White Papers | 19/11/17

The report has been commissioned by Elevate Credit International, provider of Sunny loans and produced by think tank, Social Market Foundation. It reflects the results of a survey conducted in August 2017 with 1,000 users and 1,000 non users of short term credit.

The purpose of the survey was to gauge their attitudes to short- term credit, who uses such credit and what roles it plays in their financial lives.  The report also draws on other data sources and its overall aim is to provide new insight for discussion in this area.

The report showed a discrepancy between perceptions and realities when it comes to users of short term credit.  It claims that in contrast to general views, HCSTC users are employed with a median gross household income of £25,558 of the last 3 years and consider themselves financially comfortable but use HCSTC to purchase essentials.

They have bank accounts but need access to money quickly. They have a lack of financial support from family – both factors are key drivers in short-term credit demand.  These demographics are consistent with what Sunny know of their own customers.

Overall the survey results suggest improvements have been made within the industry since the introduction of the cap; for example borrower’s household incomes are on a par with the average UK household income and acceptance rates for short term loans have declined.

The FCA note that in 2013 1.7m people took out a short term credit loans worth £2.5bn but in 2016 this had decreased to 760,000 people taking out loans worth slightly over £1bn.

The research does indicate some improvements are still required within the HCSTC market, as the cost of borrowing and unexpected fees are commonly-cited downsides thus highlighting the need for transparency.
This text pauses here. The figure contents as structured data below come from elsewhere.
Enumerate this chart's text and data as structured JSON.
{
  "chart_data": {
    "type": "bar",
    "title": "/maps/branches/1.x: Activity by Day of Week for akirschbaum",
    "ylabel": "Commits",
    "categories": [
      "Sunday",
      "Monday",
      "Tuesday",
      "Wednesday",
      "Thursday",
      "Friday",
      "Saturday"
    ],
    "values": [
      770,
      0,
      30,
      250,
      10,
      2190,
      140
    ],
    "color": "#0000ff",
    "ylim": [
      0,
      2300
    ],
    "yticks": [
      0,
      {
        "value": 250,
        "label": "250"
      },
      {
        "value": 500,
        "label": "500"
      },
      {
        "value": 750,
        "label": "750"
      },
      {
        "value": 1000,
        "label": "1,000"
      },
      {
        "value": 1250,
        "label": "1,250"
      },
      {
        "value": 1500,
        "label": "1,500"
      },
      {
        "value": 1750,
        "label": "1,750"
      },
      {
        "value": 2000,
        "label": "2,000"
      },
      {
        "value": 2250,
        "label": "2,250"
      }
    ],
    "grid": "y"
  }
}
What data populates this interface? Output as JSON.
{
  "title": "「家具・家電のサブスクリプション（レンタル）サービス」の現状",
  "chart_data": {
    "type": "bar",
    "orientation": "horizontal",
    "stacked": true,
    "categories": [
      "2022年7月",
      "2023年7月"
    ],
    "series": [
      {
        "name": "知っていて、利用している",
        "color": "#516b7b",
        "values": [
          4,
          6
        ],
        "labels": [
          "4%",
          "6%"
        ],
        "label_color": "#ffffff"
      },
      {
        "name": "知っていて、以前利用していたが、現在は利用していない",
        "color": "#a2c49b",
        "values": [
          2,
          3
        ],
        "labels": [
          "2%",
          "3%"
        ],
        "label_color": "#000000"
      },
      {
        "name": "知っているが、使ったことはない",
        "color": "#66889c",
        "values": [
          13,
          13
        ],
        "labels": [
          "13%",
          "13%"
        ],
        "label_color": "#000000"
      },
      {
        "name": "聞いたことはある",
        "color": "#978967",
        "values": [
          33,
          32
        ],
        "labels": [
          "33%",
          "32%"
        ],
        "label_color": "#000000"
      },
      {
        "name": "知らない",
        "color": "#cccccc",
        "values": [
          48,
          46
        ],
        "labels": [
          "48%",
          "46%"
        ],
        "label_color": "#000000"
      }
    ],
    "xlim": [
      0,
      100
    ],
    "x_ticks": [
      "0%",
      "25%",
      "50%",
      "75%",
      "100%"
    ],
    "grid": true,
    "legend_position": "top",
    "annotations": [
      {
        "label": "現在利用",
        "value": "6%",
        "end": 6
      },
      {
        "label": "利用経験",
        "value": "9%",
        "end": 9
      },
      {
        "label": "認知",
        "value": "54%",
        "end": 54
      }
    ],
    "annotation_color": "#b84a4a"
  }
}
The report suggests that this may partly lie with lenders who use hidden fees or charges such as for late payment.

Bullet Points
•       83% of the 1,000 short term users surveyed were employed; with 81% on a full time basis.
•       Users were employed across a range of industries with retail/wholesale making up 20%.
•       Users had a slightly lower average income than non-users.  Users over the last 3 years users had a median gross household income of £35,558 – only 6% lower than the £27,200 across all UK households.
•       The majority of short-term credit users described themselves as “coping” (42%), “comfortable” (29%) or “very comfortable” (13%).
•       46% of users surveyed were home owners.
•       44% of users were aged 18-34.
•       Users were more likely than non-users to have dependents.  The mean number of dependents of the users surveyed was 1.7 compared to 0.7 for non-short term credit users.
•       49% of people said they had used a short term loan in the past 3 years to access money quickly.
•       The most commonly cited reasons were paying a household bill (24%), an essential repair (22%) and daily expenses (20%).
•       Of the surveyed users, 82% had used a loan 3 times or less over the last 3 years.
•       22% of those surveyed said their credit score would not allow them to access a loan from a mainstream bank.
•       21% said if they had been unable to access credit it would have led to hardship for themselves and their family,
•       22% would look to use their bank while 14% would see funding from an unlicensed lender.
•       When asked about perceptions, 64% of users thought this form of finance was helpful, ad 53% thought there was an unfair stigma attached to it.
•       However while 81% agreed with at least one positive statement ( e.g quick access to cash, it is a useful service) there was still 82% who agreed with a negative statement such as “too easily available” or “the costs of borrowing”
•       55% of the users and non-users surveyed claimed to understand how APR is calculated.
•       However when asked to calculate interest on a 6 month loan on £100 with an APR of 1200% and monthly instalments, only 10% gave the right answer of around £100.  Users (15%) were more likely to get it right than non-users (5%).